What are the potential limitations or challenges in implementing this technology in practical applications?
The article does not address potential limitations or challenges in implementing this technology in practical applications. Factors such as cost, compatibility, and scalability could be important considerations that need to be explored further.

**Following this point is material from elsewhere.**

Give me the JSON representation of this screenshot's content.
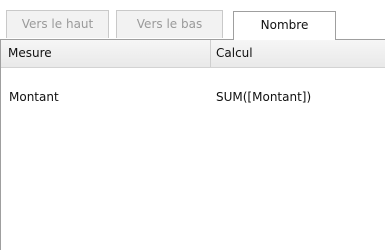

Original Abstract Submitted
According to one embodiment, a semiconductor integrated circuit includes: first and second converters respectively configured to determine first and second bit strings based on first and second clock signals; a circuit. The circuit includes: first, second, and third capacitors; first and second switching elements; and first, second, and third buffers. The first buffer includes an output end coupled to the first capacitor, a first end of the each of the first and second switching elements. The second buffer includes an output end coupled to the second capacitor, a second end of the first switching element, and the first converter. The third buffer includes an output end coupled to the third capacitor, a second end of the second switching element, and the second converter. A reference voltage is supplied to an input end of each of the first, second, and third buffers.